There are some seemingly contradictory surveys about the use of the Internet and social media among financial professionals. One recent survey found that a great many financial pros lack online marketing skills and aren't taking advantage of social media and other online opportunities to connect with prospects.
But another survey conducted by On Wall Street seemed to say it's a matter of age … "Whether it's LinkedIn, Twitter or Facebook, 85% of financial services professionals under the age of 50 are using social media,” according to the survey.
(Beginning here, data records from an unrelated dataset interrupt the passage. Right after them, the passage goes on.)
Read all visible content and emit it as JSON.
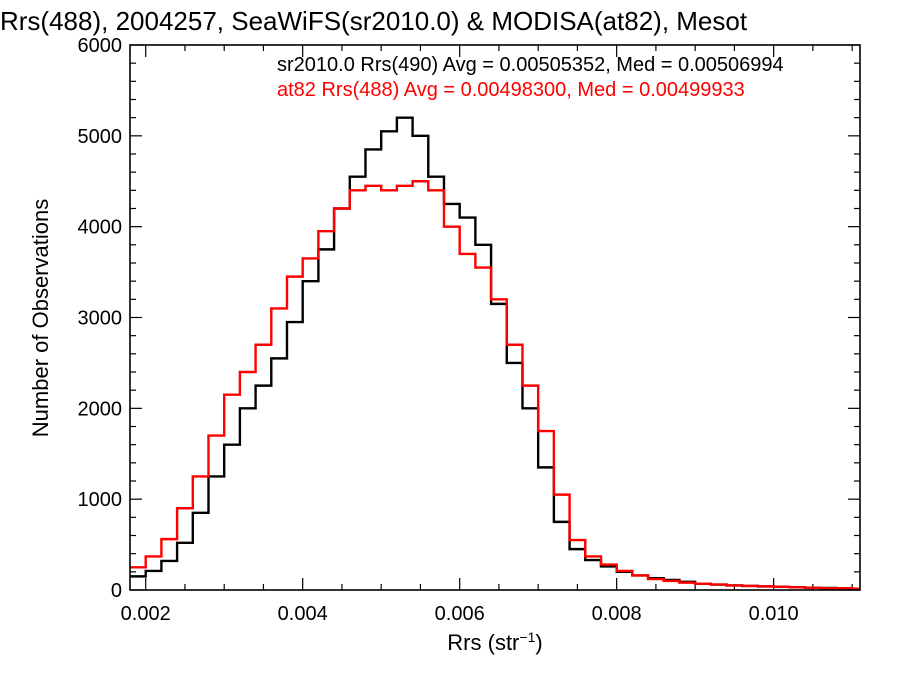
{
  "chart_data": {
    "type": "histogram",
    "title": "Rrs(488), 2004257, SeaWiFS(sr2010.0) & MODISA(at82), Mesot",
    "xlabel": "Rrs (str",
    "xlabel_sup": "−1",
    "xlabel_close": ")",
    "ylabel": "Number of Observations",
    "xlim": [
      0.0018,
      0.0111
    ],
    "ylim": [
      0,
      6000
    ],
    "x_ticks": [
      0.002,
      0.004,
      0.006,
      0.008,
      0.01
    ],
    "x_tick_labels": [
      "0.002",
      "0.004",
      "0.006",
      "0.008",
      "0.010"
    ],
    "y_ticks": [
      0,
      1000,
      2000,
      3000,
      4000,
      5000,
      6000
    ],
    "y_tick_labels": [
      "0",
      "1000",
      "2000",
      "3000",
      "4000",
      "5000",
      "6000"
    ],
    "legend": [
      {
        "text": "sr2010.0 Rrs(490) Avg = 0.00505352, Med = 0.00506994",
        "color": "#000000"
      },
      {
        "text": "at82 Rrs(488) Avg = 0.00498300, Med = 0.00499933",
        "color": "#ff0000"
      }
    ],
    "series": [
      {
        "color": "#000000",
        "points": [
          [
            0.0018,
            150
          ],
          [
            0.002,
            210
          ],
          [
            0.0022,
            320
          ],
          [
            0.0024,
            520
          ],
          [
            0.0026,
            850
          ],
          [
            0.0028,
            1250
          ],
          [
            0.003,
            1600
          ],
          [
            0.0032,
            2000
          ],
          [
            0.0034,
            2250
          ],
          [
            0.0036,
            2550
          ],
          [
            0.0038,
            2950
          ],
          [
            0.004,
            3400
          ],
          [
            0.0042,
            3750
          ],
          [
            0.0044,
            4200
          ],
          [
            0.0046,
            4550
          ],
          [
            0.0048,
            4850
          ],
          [
            0.005,
            5050
          ],
          [
            0.0052,
            5200
          ],
          [
            0.0054,
            5000
          ],
          [
            0.0056,
            4550
          ],
          [
            0.0058,
            4250
          ],
          [
            0.006,
            4100
          ],
          [
            0.0062,
            3800
          ],
          [
            0.0064,
            3150
          ],
          [
            0.0066,
            2500
          ],
          [
            0.0068,
            2000
          ],
          [
            0.007,
            1350
          ],
          [
            0.0072,
            750
          ],
          [
            0.0074,
            450
          ],
          [
            0.0076,
            330
          ],
          [
            0.0078,
            260
          ],
          [
            0.008,
            200
          ],
          [
            0.0082,
            160
          ],
          [
            0.0084,
            130
          ],
          [
            0.0086,
            110
          ],
          [
            0.0088,
            90
          ],
          [
            0.009,
            70
          ],
          [
            0.0092,
            60
          ],
          [
            0.0094,
            50
          ],
          [
            0.0096,
            45
          ],
          [
            0.0098,
            40
          ],
          [
            0.01,
            35
          ],
          [
            0.0102,
            30
          ],
          [
            0.0104,
            25
          ],
          [
            0.0106,
            22
          ],
          [
            0.0108,
            18
          ],
          [
            0.011,
            15
          ]
        ]
      },
      {
        "color": "#ff0000",
        "points": [
          [
            0.0018,
            250
          ],
          [
            0.002,
            370
          ],
          [
            0.0022,
            560
          ],
          [
            0.0024,
            900
          ],
          [
            0.0026,
            1250
          ],
          [
            0.0028,
            1700
          ],
          [
            0.003,
            2150
          ],
          [
            0.0032,
            2400
          ],
          [
            0.0034,
            2700
          ],
          [
            0.0036,
            3100
          ],
          [
            0.0038,
            3450
          ],
          [
            0.004,
            3650
          ],
          [
            0.0042,
            3950
          ],
          [
            0.0044,
            4200
          ],
          [
            0.0046,
            4400
          ],
          [
            0.0048,
            4450
          ],
          [
            0.005,
            4400
          ],
          [
            0.0052,
            4450
          ],
          [
            0.0054,
            4500
          ],
          [
            0.0056,
            4400
          ],
          [
            0.0058,
            4000
          ],
          [
            0.006,
            3700
          ],
          [
            0.0062,
            3550
          ],
          [
            0.0064,
            3200
          ],
          [
            0.0066,
            2700
          ],
          [
            0.0068,
            2250
          ],
          [
            0.007,
            1750
          ],
          [
            0.0072,
            1050
          ],
          [
            0.0074,
            550
          ],
          [
            0.0076,
            370
          ],
          [
            0.0078,
            280
          ],
          [
            0.008,
            210
          ],
          [
            0.0082,
            160
          ],
          [
            0.0084,
            120
          ],
          [
            0.0086,
            100
          ],
          [
            0.0088,
            80
          ],
          [
            0.009,
            70
          ],
          [
            0.0092,
            60
          ],
          [
            0.0094,
            50
          ],
          [
            0.0096,
            45
          ],
          [
            0.0098,
            40
          ],
          [
            0.01,
            35
          ],
          [
            0.0102,
            30
          ],
          [
            0.0104,
            25
          ],
          [
            0.0106,
            20
          ],
          [
            0.0108,
            18
          ],
          [
            0.011,
            15
          ]
        ]
      }
    ]
  }
}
Most of them preferring LinkedIn for business and Facebook for personal matters.
Still, most firms are grappling with this paradox: On one hand, the safe way to deal with potential regulatory problems is to pretty much ban online activity by individuals in the firm. On the other hand, millions turn to the Internet every day for financial and investment information.
That's where the vast majority of potential clients are today – at least those under 70. (I say 70 because one of the fastest growing demographics on Facebook and other online venues are baby boomers. So count them in.) So what should a financial firm do?
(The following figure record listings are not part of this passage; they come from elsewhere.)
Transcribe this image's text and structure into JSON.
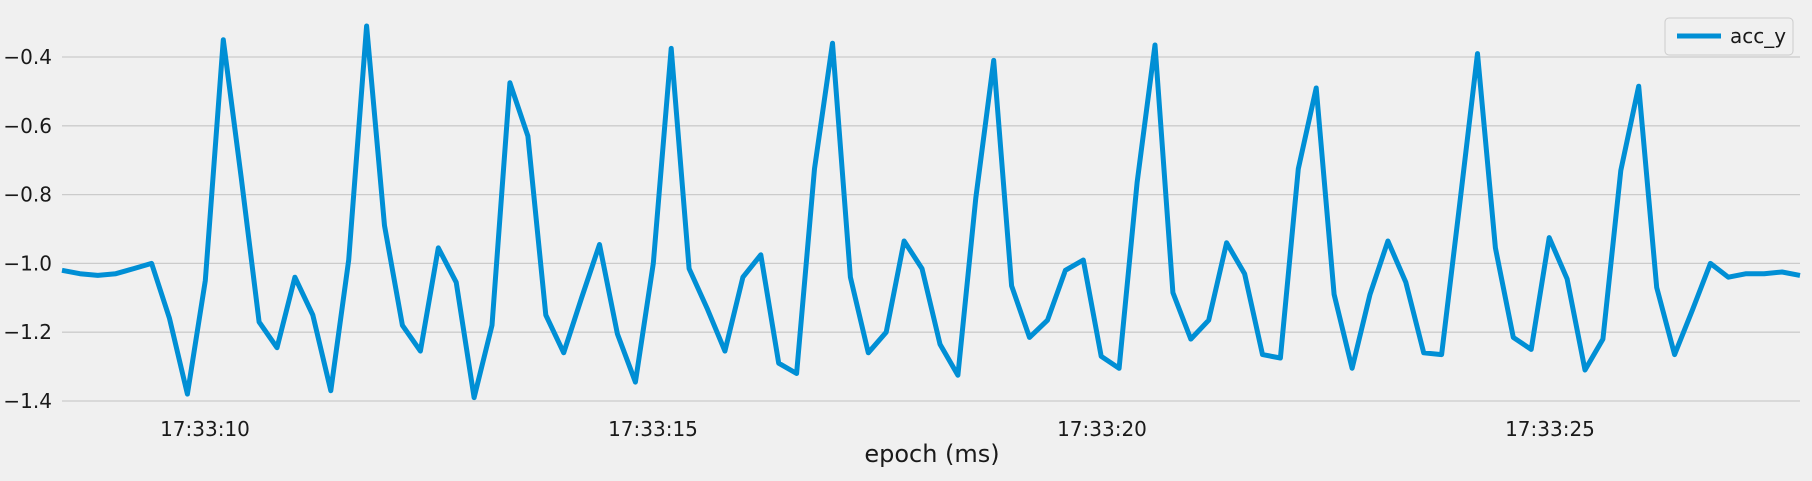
{
  "chart_data": {
    "type": "line",
    "title": "",
    "xlabel": "epoch (ms)",
    "ylabel": "",
    "x_ticks": [
      "17:33:10",
      "17:33:15",
      "17:33:20",
      "17:33:25"
    ],
    "y_ticks": [
      "−1.4",
      "−1.2",
      "−1.0",
      "−0.8",
      "−0.6",
      "−0.4"
    ],
    "y_tick_values": [
      -1.4,
      -1.2,
      -1.0,
      -0.8,
      -0.6,
      -0.4
    ],
    "ylim": [
      -1.41,
      -0.31
    ],
    "grid": "horizontal",
    "legend_position": "top-right",
    "series": [
      {
        "name": "acc_y",
        "color": "#008fd5",
        "values": [
          -1.02,
          -1.03,
          -1.035,
          -1.03,
          -1.015,
          -1.0,
          -1.16,
          -1.38,
          -1.05,
          -0.35,
          -0.75,
          -1.17,
          -1.245,
          -1.04,
          -1.15,
          -1.37,
          -0.99,
          -0.31,
          -0.89,
          -1.18,
          -1.255,
          -0.955,
          -1.055,
          -1.39,
          -1.18,
          -0.475,
          -0.63,
          -1.15,
          -1.26,
          -1.1,
          -0.945,
          -1.205,
          -1.345,
          -1.0,
          -0.375,
          -1.015,
          -1.13,
          -1.255,
          -1.04,
          -0.975,
          -1.29,
          -1.32,
          -0.725,
          -0.36,
          -1.04,
          -1.26,
          -1.2,
          -0.935,
          -1.015,
          -1.235,
          -1.325,
          -0.81,
          -0.41,
          -1.065,
          -1.215,
          -1.165,
          -1.02,
          -0.99,
          -1.27,
          -1.305,
          -0.765,
          -0.365,
          -1.085,
          -1.22,
          -1.165,
          -0.94,
          -1.03,
          -1.265,
          -1.275,
          -0.725,
          -0.49,
          -1.09,
          -1.305,
          -1.09,
          -0.935,
          -1.055,
          -1.26,
          -1.265,
          -0.83,
          -0.39,
          -0.955,
          -1.215,
          -1.25,
          -0.925,
          -1.045,
          -1.31,
          -1.22,
          -0.73,
          -0.485,
          -1.07,
          -1.265,
          -1.135,
          -1.0,
          -1.04,
          -1.03,
          -1.03,
          -1.025,
          -1.035
        ]
      }
    ]
  }
}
Vanguard Group, the Pennsylvania-based investment manager, now permits employees to use Facebook and LinkedIn as long as specific investment recommendations aren't given. Hewins Financial Advisors LLC, which manages $ 2.3 billion in assets, is helping all its advisers set up professional profiles on LinkedIn, as well creating blogs.
There are many ways to convey authority and trust without making specific investment recommendations. For instance, an online article about the natural gas market does not have to recommend specific stocks. It can talk about the growing need for natural gas in developing countries or contrast the market in the US where sources are plentiful versus Europe, where a great deal of natural is imported from Russia.
In this way, the writer conveys authority on the subject without giving any advice. And authority and trust wins clients online.